While Bengali-owned pioneering enterprises set up by nationalists led a hand-to-mouth existence, Indian entrepreneurs and businessmen in west and south India did very much better. Indeed, these regions of the country saw a true flowering of indigenous corporate entities.
Goswami mentions that the share of manufacturing in India’s GDP rose from 2 per cent in 1900-01 to 8.9 per cent in 1946-47, which is a stellar performance by any standards. Unfortunately, this all-India data does not have a state break-up or a regional break-up, but there would be sufficient grounds for believing that most of the growth came from western India.
The rise of the western metropolis Bombay, and the related phenomenon of the growth of the western Indian communities like the Gujaratis, Parsis, Bhatias, among others, can also be attributed to the more egalitarian distribution of land, rural wealth and resources in that part of the country. This was because of the ryotwari settlements in the western provinces, as opposed to the pyramidal zamindari structure in eastern India.

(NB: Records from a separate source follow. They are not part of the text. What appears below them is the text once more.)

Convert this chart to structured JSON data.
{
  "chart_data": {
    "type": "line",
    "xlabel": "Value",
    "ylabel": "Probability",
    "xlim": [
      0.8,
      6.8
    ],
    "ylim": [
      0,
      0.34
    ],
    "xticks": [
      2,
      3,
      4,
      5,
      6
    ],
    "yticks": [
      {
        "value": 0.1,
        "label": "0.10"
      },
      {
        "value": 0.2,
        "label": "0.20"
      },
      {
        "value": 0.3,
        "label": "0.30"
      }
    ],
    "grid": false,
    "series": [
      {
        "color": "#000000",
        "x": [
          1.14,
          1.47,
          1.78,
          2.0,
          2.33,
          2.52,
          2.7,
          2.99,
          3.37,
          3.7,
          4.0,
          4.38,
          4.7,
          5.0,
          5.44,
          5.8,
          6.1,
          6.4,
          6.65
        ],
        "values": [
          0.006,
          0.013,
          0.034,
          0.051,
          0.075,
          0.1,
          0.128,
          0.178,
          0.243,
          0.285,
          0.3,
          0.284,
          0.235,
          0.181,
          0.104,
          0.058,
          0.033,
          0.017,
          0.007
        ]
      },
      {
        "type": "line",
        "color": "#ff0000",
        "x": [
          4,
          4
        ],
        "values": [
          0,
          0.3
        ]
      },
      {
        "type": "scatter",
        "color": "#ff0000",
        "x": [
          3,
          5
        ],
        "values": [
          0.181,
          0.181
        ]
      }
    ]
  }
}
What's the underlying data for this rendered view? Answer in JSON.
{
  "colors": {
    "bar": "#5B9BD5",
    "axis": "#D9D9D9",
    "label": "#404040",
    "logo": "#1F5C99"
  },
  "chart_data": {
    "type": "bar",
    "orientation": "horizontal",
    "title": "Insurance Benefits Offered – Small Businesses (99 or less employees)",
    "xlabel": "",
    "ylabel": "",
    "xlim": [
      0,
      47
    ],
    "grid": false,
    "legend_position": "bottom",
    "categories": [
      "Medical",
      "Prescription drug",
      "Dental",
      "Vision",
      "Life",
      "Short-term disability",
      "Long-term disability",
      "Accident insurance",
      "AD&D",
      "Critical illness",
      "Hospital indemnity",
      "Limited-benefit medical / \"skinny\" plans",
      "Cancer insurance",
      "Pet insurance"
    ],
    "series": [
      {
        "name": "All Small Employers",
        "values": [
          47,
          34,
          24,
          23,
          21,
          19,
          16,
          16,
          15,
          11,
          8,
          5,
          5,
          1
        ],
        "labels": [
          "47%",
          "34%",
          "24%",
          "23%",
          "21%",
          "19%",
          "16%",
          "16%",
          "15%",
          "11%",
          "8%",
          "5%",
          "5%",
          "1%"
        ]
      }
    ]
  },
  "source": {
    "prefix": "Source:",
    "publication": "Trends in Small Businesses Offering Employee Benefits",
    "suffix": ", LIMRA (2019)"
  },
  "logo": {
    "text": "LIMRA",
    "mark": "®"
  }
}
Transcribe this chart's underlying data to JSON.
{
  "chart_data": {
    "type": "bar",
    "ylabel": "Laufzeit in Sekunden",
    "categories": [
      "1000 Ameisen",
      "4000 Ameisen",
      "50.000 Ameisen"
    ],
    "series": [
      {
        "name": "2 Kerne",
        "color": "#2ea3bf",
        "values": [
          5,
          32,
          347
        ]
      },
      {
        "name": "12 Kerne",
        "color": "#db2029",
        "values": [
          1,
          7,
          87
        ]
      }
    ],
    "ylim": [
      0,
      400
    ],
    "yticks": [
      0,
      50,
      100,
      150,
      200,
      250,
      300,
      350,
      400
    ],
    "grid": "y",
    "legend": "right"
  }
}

After 1950, south Indian business and industry began to prosper. The business enterprises of the Chettiars, the Iyengars and other families started growing and soon Madras became the third Indian business metropolis. However, south Indian companies really took off from the early 1960s.
Goswami has a very interesting segment in the book on the role of the long-term development financial institutions (all of them government-owned or controlled) in the whole saga. He elucidates how availability of concessional long-term debt finance helped Indian-owned business enterprises to grow exponentially. The old advantage of the MAs of having the ability to raise capital evaporated—Indian business houses were better equipped and placed to tap this attractive and large source of funds.

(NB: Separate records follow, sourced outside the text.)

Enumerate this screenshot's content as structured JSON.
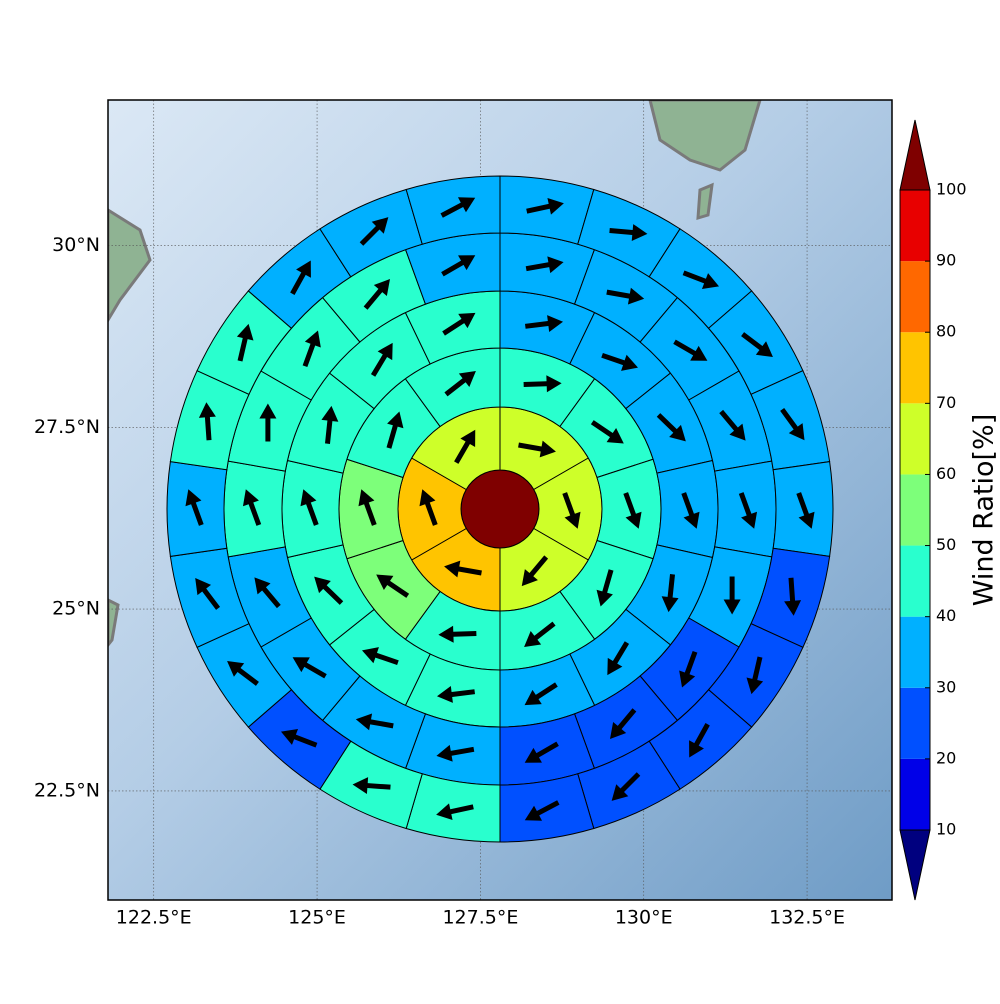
{
  "chart_data": {
    "type": "radial-grid",
    "xlim": [
      121.8,
      133.8
    ],
    "ylim": [
      21.0,
      32.0
    ],
    "xticks": [
      {
        "value": 122.5,
        "label": "122.5°E"
      },
      {
        "value": 125,
        "label": "125°E"
      },
      {
        "value": 127.5,
        "label": "127.5°E"
      },
      {
        "value": 130,
        "label": "130°E"
      },
      {
        "value": 132.5,
        "label": "132.5°E"
      }
    ],
    "yticks": [
      {
        "value": 22.5,
        "label": "22.5°N"
      },
      {
        "value": 25,
        "label": "25°N"
      },
      {
        "value": 27.5,
        "label": "27.5°N"
      },
      {
        "value": 30,
        "label": "30°N"
      }
    ],
    "grid": true,
    "colorbar": {
      "label": "Wind Ratio[%]",
      "ticks": [
        10,
        20,
        30,
        40,
        50,
        60,
        70,
        80,
        90,
        100
      ],
      "colors": [
        "#00007f",
        "#0000e8",
        "#0050ff",
        "#00b0ff",
        "#29ffce",
        "#7dff7a",
        "#ceff29",
        "#ffc400",
        "#ff6800",
        "#e80000",
        "#7f0000"
      ]
    },
    "center": {
      "value": 105
    },
    "rings": [
      {
        "values": [
          65,
          65,
          65,
          75,
          75,
          65
        ],
        "directions": [
          -10,
          -70,
          -130,
          170,
          110,
          60
        ]
      },
      {
        "values": [
          45,
          45,
          45,
          45,
          45,
          45,
          55,
          55,
          45,
          45
        ],
        "directions": [
          2,
          -34,
          -70,
          -106,
          -142,
          -178,
          146,
          110,
          74,
          38
        ]
      },
      {
        "values": [
          35,
          35,
          35,
          35,
          35,
          35,
          35,
          45,
          45,
          45,
          45,
          45,
          45,
          45
        ],
        "directions": [
          7,
          -19,
          -44,
          -70,
          -96,
          -121,
          -147,
          -173,
          161,
          136,
          110,
          84,
          59,
          33
        ]
      },
      {
        "values": [
          35,
          35,
          35,
          35,
          35,
          35,
          25,
          25,
          25,
          35,
          35,
          35,
          35,
          45,
          45,
          45,
          45,
          35
        ],
        "directions": [
          10,
          -10,
          -30,
          -50,
          -70,
          -90,
          -110,
          -130,
          -150,
          -170,
          170,
          150,
          130,
          110,
          90,
          70,
          50,
          30
        ]
      },
      {
        "values": [
          35,
          35,
          35,
          35,
          35,
          35,
          25,
          25,
          25,
          25,
          25,
          45,
          45,
          25,
          35,
          35,
          35,
          45,
          45,
          35,
          35,
          35
        ],
        "directions": [
          12,
          -5,
          -21,
          -37,
          -54,
          -70,
          -86,
          -103,
          -119,
          -135,
          -152,
          -168,
          176,
          159,
          143,
          127,
          110,
          94,
          77,
          61,
          45,
          28
        ]
      }
    ]
  }
}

To add to it all, the old second city of the Empire had a number of very innovative, far-sighted and affluent Marwari families who specialised in the takeover of the old sahib companies. This part of Goswami’s work has a delightfully nostalgic memorabilia of the Calcutta that people of this writer’s generation knew. It was certainly an artificial construct—colonial clubs, huge mansions, fabulous restaurants and islands of enormous wealth amidst a sea of appalling poverty and squalor. The old Empah was dead by the late 1960s and along with it a host of companies that were once household names.
Goswami is frank enough to mention, in passing, the poor judgement of the sahibs in choosing Indian successors who were most unworthy and venal. Without being parochial, and at the risk of provoking the ire of my in-laws, I must state that some of the most notorious corporate executives in Calcutta in the early 1960s till the early 1970s, responsible for destroying many of the city’s corporate jewels, were folks from the northern and north-western parts of the country, fresh from Doon School, Sanawar etc., armed only with their Senior Cambridge certificates.

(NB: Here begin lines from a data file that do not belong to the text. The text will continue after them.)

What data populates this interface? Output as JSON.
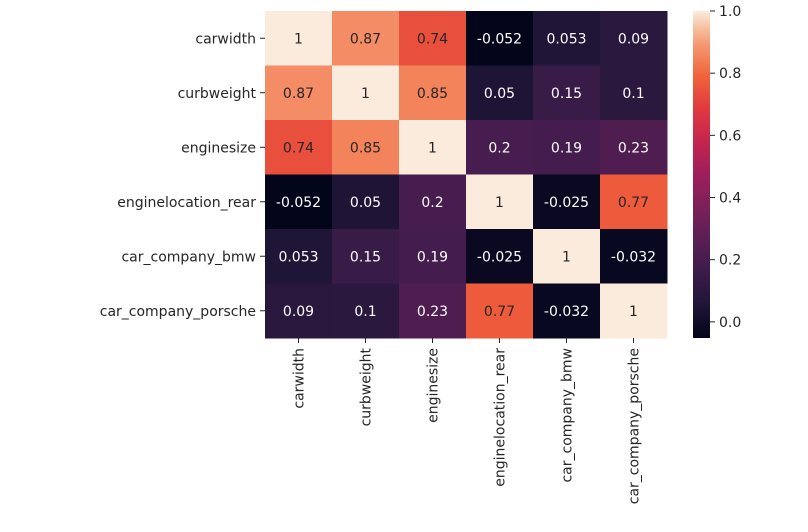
{
  "chart_data": {
    "type": "heatmap",
    "title": "",
    "xlabel": "",
    "ylabel": "",
    "rows": [
      "carwidth",
      "curbweight",
      "enginesize",
      "enginelocation_rear",
      "car_company_bmw",
      "car_company_porsche"
    ],
    "columns": [
      "carwidth",
      "curbweight",
      "enginesize",
      "enginelocation_rear",
      "car_company_bmw",
      "car_company_porsche"
    ],
    "values": [
      [
        1,
        0.87,
        0.74,
        -0.052,
        0.053,
        0.09
      ],
      [
        0.87,
        1,
        0.85,
        0.05,
        0.15,
        0.1
      ],
      [
        0.74,
        0.85,
        1,
        0.2,
        0.19,
        0.23
      ],
      [
        -0.052,
        0.05,
        0.2,
        1,
        -0.025,
        0.77
      ],
      [
        0.053,
        0.15,
        0.19,
        -0.025,
        1,
        -0.032
      ],
      [
        0.09,
        0.1,
        0.23,
        0.77,
        -0.032,
        1
      ]
    ],
    "annotations": [
      [
        "1",
        "0.87",
        "0.74",
        "-0.052",
        "0.053",
        "0.09"
      ],
      [
        "0.87",
        "1",
        "0.85",
        "0.05",
        "0.15",
        "0.1"
      ],
      [
        "0.74",
        "0.85",
        "1",
        "0.2",
        "0.19",
        "0.23"
      ],
      [
        "-0.052",
        "0.05",
        "0.2",
        "1",
        "-0.025",
        "0.77"
      ],
      [
        "0.053",
        "0.15",
        "0.19",
        "-0.025",
        "1",
        "-0.032"
      ],
      [
        "0.09",
        "0.1",
        "0.23",
        "0.77",
        "-0.032",
        "1"
      ]
    ],
    "colormap": "rocket",
    "vmin": -0.052,
    "vmax": 1.0,
    "colorbar": {
      "ticks": [
        0.0,
        0.2,
        0.4,
        0.6,
        0.8,
        1.0
      ],
      "tick_labels": [
        "0.0",
        "0.2",
        "0.4",
        "0.6",
        "0.8",
        "1.0"
      ]
    },
    "colormap_stops": [
      {
        "v": 0.0,
        "color": "#03051a"
      },
      {
        "v": 0.1,
        "color": "#1f1537"
      },
      {
        "v": 0.2,
        "color": "#3b1b49"
      },
      {
        "v": 0.3,
        "color": "#5a1e55"
      },
      {
        "v": 0.4,
        "color": "#7b2059"
      },
      {
        "v": 0.5,
        "color": "#9e1f5a"
      },
      {
        "v": 0.6,
        "color": "#c4254f"
      },
      {
        "v": 0.7,
        "color": "#e1383f"
      },
      {
        "v": 0.8,
        "color": "#f0633b"
      },
      {
        "v": 0.9,
        "color": "#f59a73"
      },
      {
        "v": 0.95,
        "color": "#f7c2a2"
      },
      {
        "v": 1.0,
        "color": "#faebdd"
      }
    ]
  }
}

This book cries out for a more rigorous and analytical follow-up. But that would mean a specialised and different audience.
For the general reader, this is an eye-opener and an interesting read, for which Omkar Goswami can take a bow.
Without meaning to quibble, I have to add a few caveats. Poor proof-reading in a number of places changes dates in the text from the 19 century to the 20th. There are some needless errors of fact.
The main founder of Calcutta Chemicals, Professor R.N. Sen, a renowned chemistry teacher in Presidency College, Calcutta, is omitted from the list of promoters of the company, and B.N. Elias (of B.N.Elias & Co.) is categorised as an Armenian, whereas the Eliases were as kosher as any Jewish family in the whole world.
Jay Bhattacharjee is a policy and corporate affairs analyst based in Delhi.